The overnight relay began at 3 p.m. on Saturday and continued throughout the night into the early morning hours of Sunday, eventually coming to an end at 3 a.m.
“I just like walking and talking with everyone,” Towson alumna Maria Campbell said. “The stories I hear about those that have fought cancer are really something, and that’s what it’s all about.”
Relay for Life has become a Towson tradition since the University first hosted it in 2008.
“The relay is 12 hours long and it is done in teams, so there is always one person on the track,” student volunteer and math major Lily Fontinell said. “While you are walking, there are activities and food in the center of the track for the other teammates.
The first Relay for Life wasn’t a relay at all, but rather the feat of one colorectal surgeon named Gordon Klatt in Tacoma, Washington.
“It began with a doctor that ran around a track for 24 hours to raise funds for cancer research,” Fontinell said. “The next time he ran, nurses and other health professionals came with food and set up tents in the middles of the track to sleep in.”

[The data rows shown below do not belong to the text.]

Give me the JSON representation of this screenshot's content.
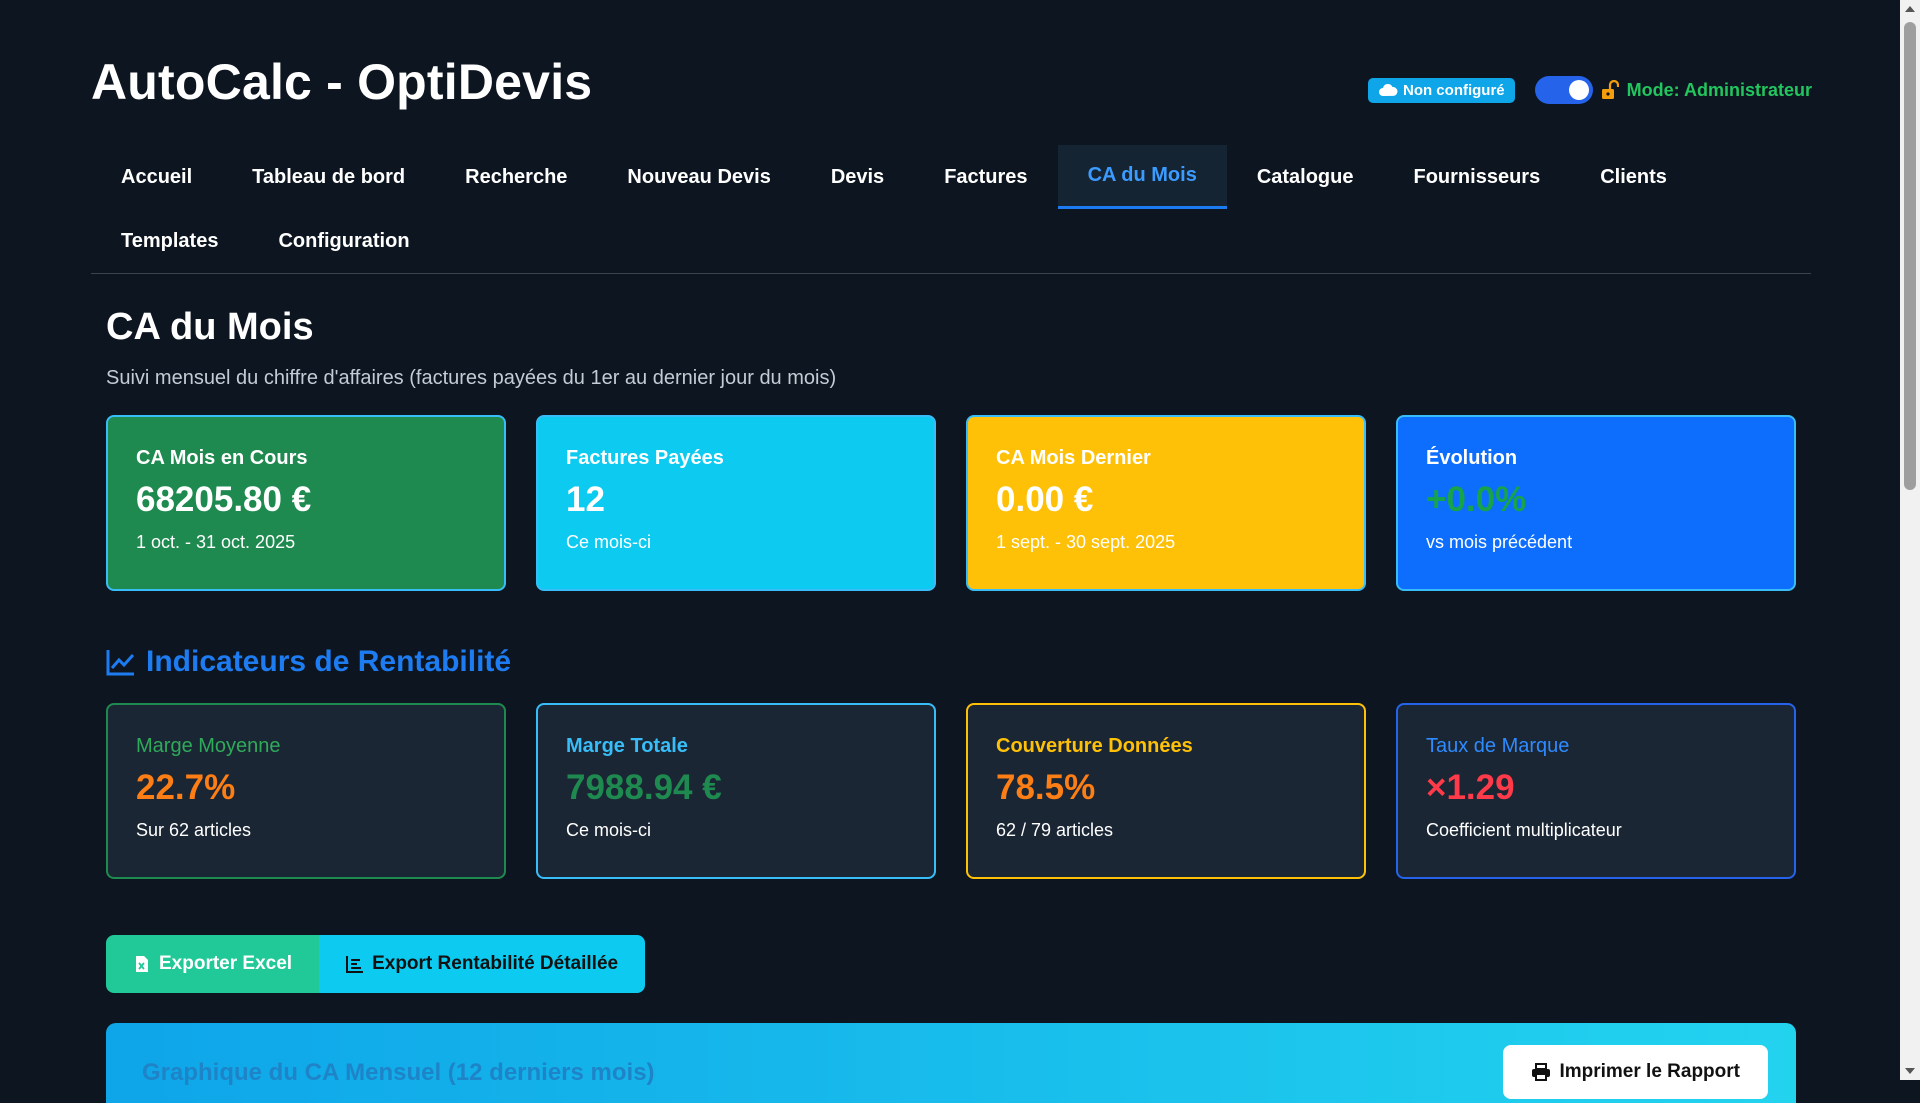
{
  "header": {
    "title": "AutoCalc - OptiDevis",
    "cloud_status": "Non configuré",
    "mode_label": "Mode: Administrateur",
    "admin_toggle_on": true
  },
  "nav": {
    "items": [
      "Accueil",
      "Tableau de bord",
      "Recherche",
      "Nouveau Devis",
      "Devis",
      "Factures",
      "CA du Mois",
      "Catalogue",
      "Fournisseurs",
      "Clients",
      "Templates",
      "Configuration"
    ],
    "active": "CA du Mois"
  },
  "page": {
    "title": "CA du Mois",
    "subtitle": "Suivi mensuel du chiffre d'affaires (factures payées du 1er au dernier jour du mois)"
  },
  "kpi_cards": [
    {
      "title": "CA Mois en Cours",
      "value": "68205.80 €",
      "sub": "1 oct. - 31 oct. 2025",
      "color": "#1e8a4f"
    },
    {
      "title": "Factures Payées",
      "value": "12",
      "sub": "Ce mois-ci",
      "color": "#0dcaf0"
    },
    {
      "title": "CA Mois Dernier",
      "value": "0.00 €",
      "sub": "1 sept. - 30 sept. 2025",
      "color": "#ffc107"
    },
    {
      "title": "Évolution",
      "value": "+0.0%",
      "sub": "vs mois précédent",
      "color": "#0d6efd"
    }
  ],
  "profitability": {
    "section_title": "Indicateurs de Rentabilité",
    "section_icon": "line-chart-icon",
    "cards": [
      {
        "title": "Marge Moyenne",
        "value": "22.7%",
        "sub": "Sur 62 articles"
      },
      {
        "title": "Marge Totale",
        "value": "7988.94 €",
        "sub": "Ce mois-ci"
      },
      {
        "title": "Couverture Données",
        "value": "78.5%",
        "sub": "62 / 79 articles"
      },
      {
        "title": "Taux de Marque",
        "value": "×1.29",
        "sub": "Coefficient multiplicateur"
      }
    ]
  },
  "actions": {
    "export_excel": "Exporter Excel",
    "export_detailed": "Export Rentabilité Détaillée"
  },
  "report": {
    "title": "Graphique du CA Mensuel (12 derniers mois)",
    "print_label": "Imprimer le Rapport"
  },
  "colors": {
    "background": "#0d1620",
    "accent": "#1d7cf2",
    "admin_green": "#22c55e"
  }
}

According to the Relay for Life website, participants in this year’s relay at Towson raised over $26,000 to help struggling families and fund groundbreaking research in new ways of diagnosing, preventing and treating cancer.

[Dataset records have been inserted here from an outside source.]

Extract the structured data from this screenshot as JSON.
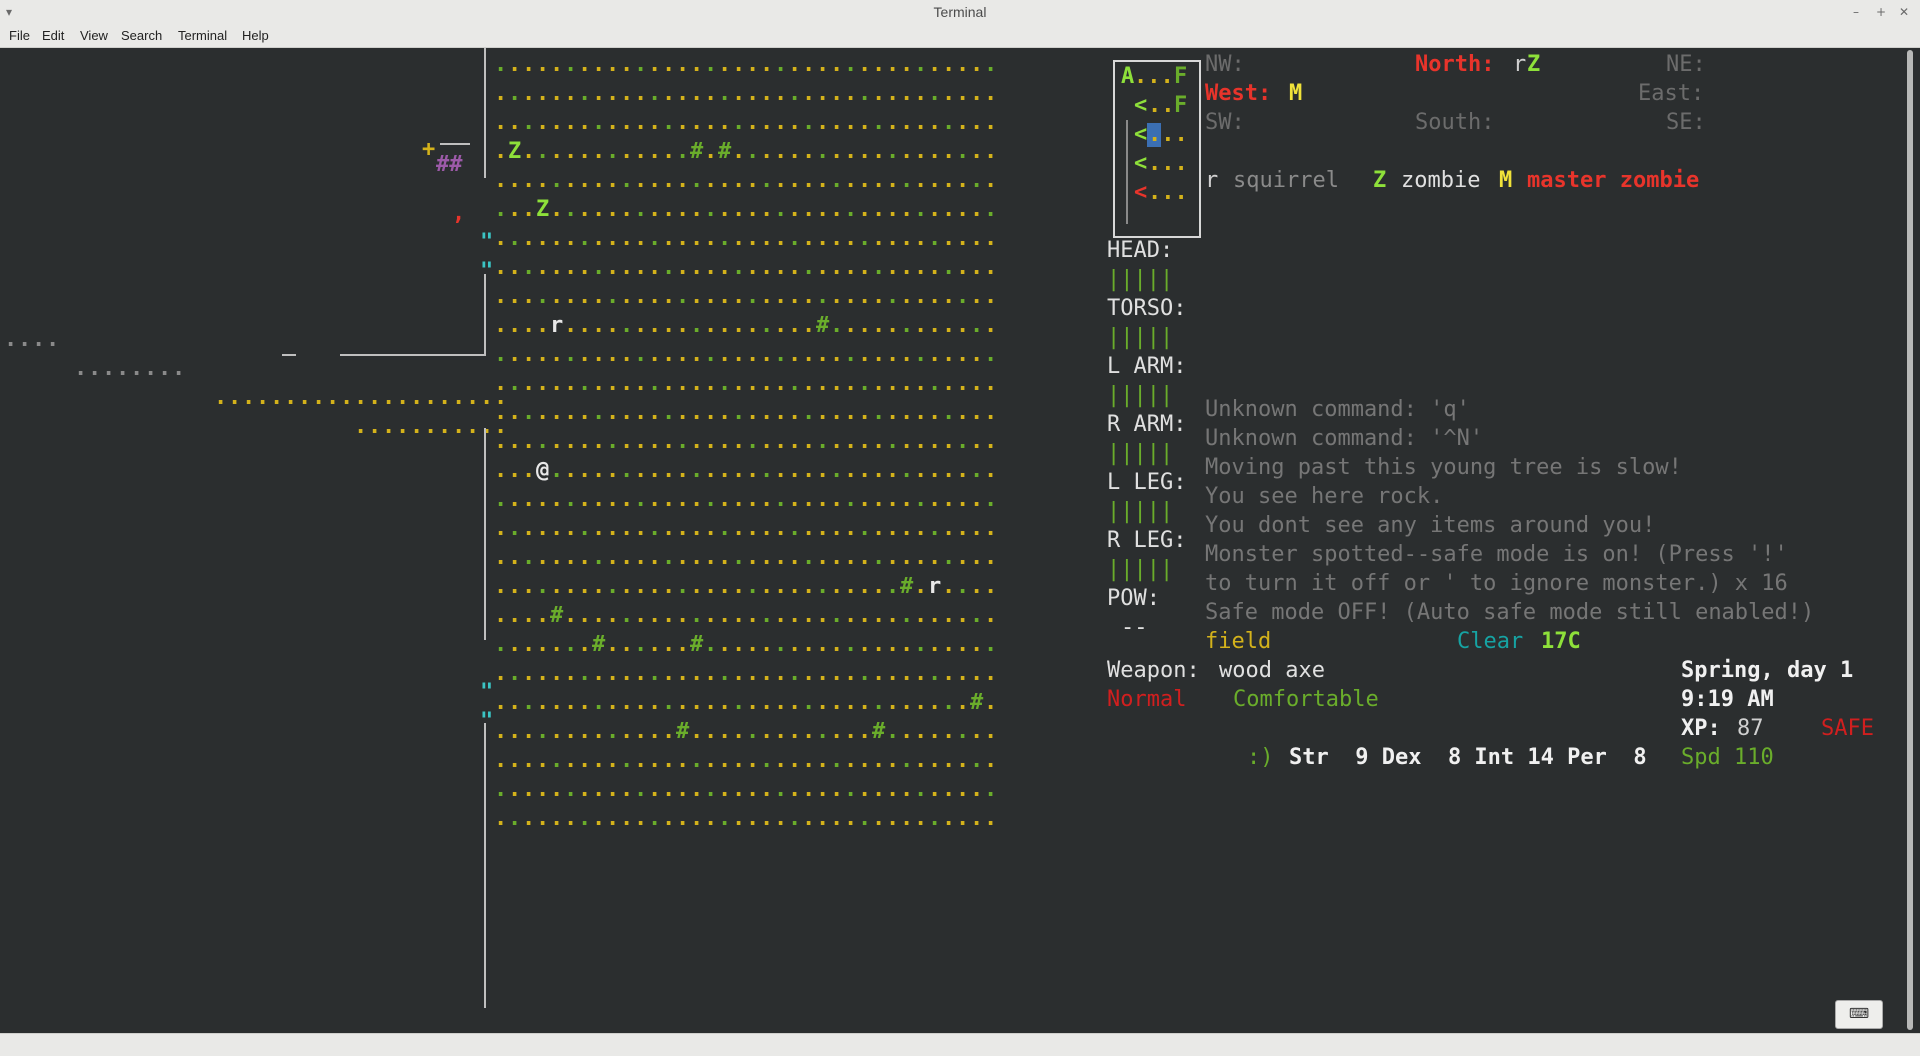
{
  "window": {
    "title": "Terminal"
  },
  "menu": [
    "File",
    "Edit",
    "View",
    "Search",
    "Terminal",
    "Help"
  ],
  "colors": {
    "bg": "#2b2e2f",
    "grass": "#6aad2b",
    "dirt": "#d4b21b",
    "white": "#e8e8e8",
    "gray": "#8a8a8a",
    "red": "#e8342b",
    "yellow": "#f0e23a",
    "lime": "#8ee03a",
    "cyan": "#3bc5c5",
    "teal": "#16a3a3",
    "dim": "#6c6c6c"
  },
  "compass": {
    "nw": "NW:",
    "north_label": "North:",
    "north_r": "r",
    "north_z": "Z",
    "ne": "NE:",
    "west_label": "West:",
    "west_m": "M",
    "east": "East:",
    "sw": "SW:",
    "south": "South:",
    "se": "SE:"
  },
  "monster_legend": {
    "r_glyph": "r",
    "r_name": "squirrel",
    "z_glyph": "Z",
    "z_name": "zombie",
    "m_glyph": "M",
    "m_name": "master zombie"
  },
  "minimap": {
    "rows": [
      "A...F",
      " <..F",
      " <...",
      " <...",
      " <..."
    ]
  },
  "body_parts": {
    "head": "HEAD:",
    "torso": "TORSO:",
    "l_arm": "L ARM:",
    "r_arm": "R ARM:",
    "l_leg": "L LEG:",
    "r_leg": "R LEG:",
    "pow": "POW:",
    "pow_value": "--",
    "health_bar": "|||||"
  },
  "messages": [
    "Unknown command: 'q'",
    "Unknown command: '^N'",
    "Moving past this young tree is slow!",
    "You see here rock.",
    "You dont see any items around you!",
    "Monster spotted--safe mode is on! (Press '!'",
    "to turn it off or ' to ignore monster.) x 16",
    "Safe mode OFF! (Auto safe mode still enabled!)"
  ],
  "status": {
    "terrain": "field",
    "weather": "Clear",
    "temperature": "17C",
    "weapon_label": "Weapon:",
    "weapon": "wood axe",
    "hunger": "Normal",
    "comfort": "Comfortable",
    "date": "Spring, day 1",
    "time": "9:19 AM",
    "xp_label": "XP:",
    "xp": "87",
    "safe": "SAFE",
    "mood": ":)",
    "stats_line": "Str  9 Dex  8 Int 14 Per  8",
    "speed": "Spd 110"
  },
  "map": {
    "player": "@",
    "zombie": "Z",
    "squirrel": "r",
    "tree": "#",
    "grass": ".",
    "door": "\""
  }
}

Emily Miller, event coordinator for Relay for Life, said the money raised during the relay can help ease the financial burden for cancer patients and their families.

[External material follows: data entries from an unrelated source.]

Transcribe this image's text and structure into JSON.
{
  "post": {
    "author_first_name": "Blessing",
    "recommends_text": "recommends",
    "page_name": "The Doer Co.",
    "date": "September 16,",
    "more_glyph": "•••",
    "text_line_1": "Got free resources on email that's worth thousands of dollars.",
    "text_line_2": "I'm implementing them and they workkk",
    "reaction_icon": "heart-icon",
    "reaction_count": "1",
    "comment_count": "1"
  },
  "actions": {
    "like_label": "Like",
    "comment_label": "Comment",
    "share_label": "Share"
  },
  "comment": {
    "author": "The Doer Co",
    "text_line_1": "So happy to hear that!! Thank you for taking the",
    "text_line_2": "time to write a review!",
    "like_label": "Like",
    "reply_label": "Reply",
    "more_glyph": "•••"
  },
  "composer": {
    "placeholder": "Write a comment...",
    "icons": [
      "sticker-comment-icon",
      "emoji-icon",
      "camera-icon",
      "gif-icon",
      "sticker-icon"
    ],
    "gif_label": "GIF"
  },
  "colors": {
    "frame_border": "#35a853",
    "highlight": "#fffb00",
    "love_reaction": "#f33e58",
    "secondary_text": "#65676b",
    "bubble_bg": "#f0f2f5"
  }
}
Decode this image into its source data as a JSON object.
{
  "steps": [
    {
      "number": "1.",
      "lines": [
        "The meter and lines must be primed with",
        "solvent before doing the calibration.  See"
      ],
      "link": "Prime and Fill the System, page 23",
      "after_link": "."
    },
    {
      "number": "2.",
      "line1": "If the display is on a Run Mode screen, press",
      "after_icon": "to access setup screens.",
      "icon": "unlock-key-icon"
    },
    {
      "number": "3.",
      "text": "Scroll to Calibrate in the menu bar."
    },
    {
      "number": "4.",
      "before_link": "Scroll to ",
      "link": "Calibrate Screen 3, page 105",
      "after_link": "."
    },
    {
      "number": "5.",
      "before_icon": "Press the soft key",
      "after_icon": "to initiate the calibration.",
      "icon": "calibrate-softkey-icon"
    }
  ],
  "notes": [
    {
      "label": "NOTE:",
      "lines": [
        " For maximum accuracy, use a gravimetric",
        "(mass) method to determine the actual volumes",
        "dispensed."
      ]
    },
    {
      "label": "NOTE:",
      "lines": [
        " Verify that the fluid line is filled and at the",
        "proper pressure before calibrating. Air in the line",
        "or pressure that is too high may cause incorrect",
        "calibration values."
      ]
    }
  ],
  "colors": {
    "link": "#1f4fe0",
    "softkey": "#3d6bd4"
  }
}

“A lot of people don’t think about the traveling some families have to do to get the care they need,” Miller said. “To help these families travel to hospitals that can provide them the treatment necessary, the American Cancer Society began paying for travel costs and built lodging areas close to hospitals so families can stay together. All the funds go toward the American Cancer Society, and it feels great to help and be part of the organization.”
According to the Relay for Life website, the first lap of the relay is for cancer survivors and those currently battling cancer. The following lap is for health professionals and caregivers that have provided support to those struggling.
The website also says that as time passes and sun begins to set, the darkness is symbolic of the fear that cancer patients feel when diagnosed. During the dark hours of the relay, luminarias are lit in remembrance of those lost, and to show those who have been affected that they are not alone.
When the relay came to an end, volunteers were recognized and everyone was reminded that Relay for Life will not end until the battle with cancer is won.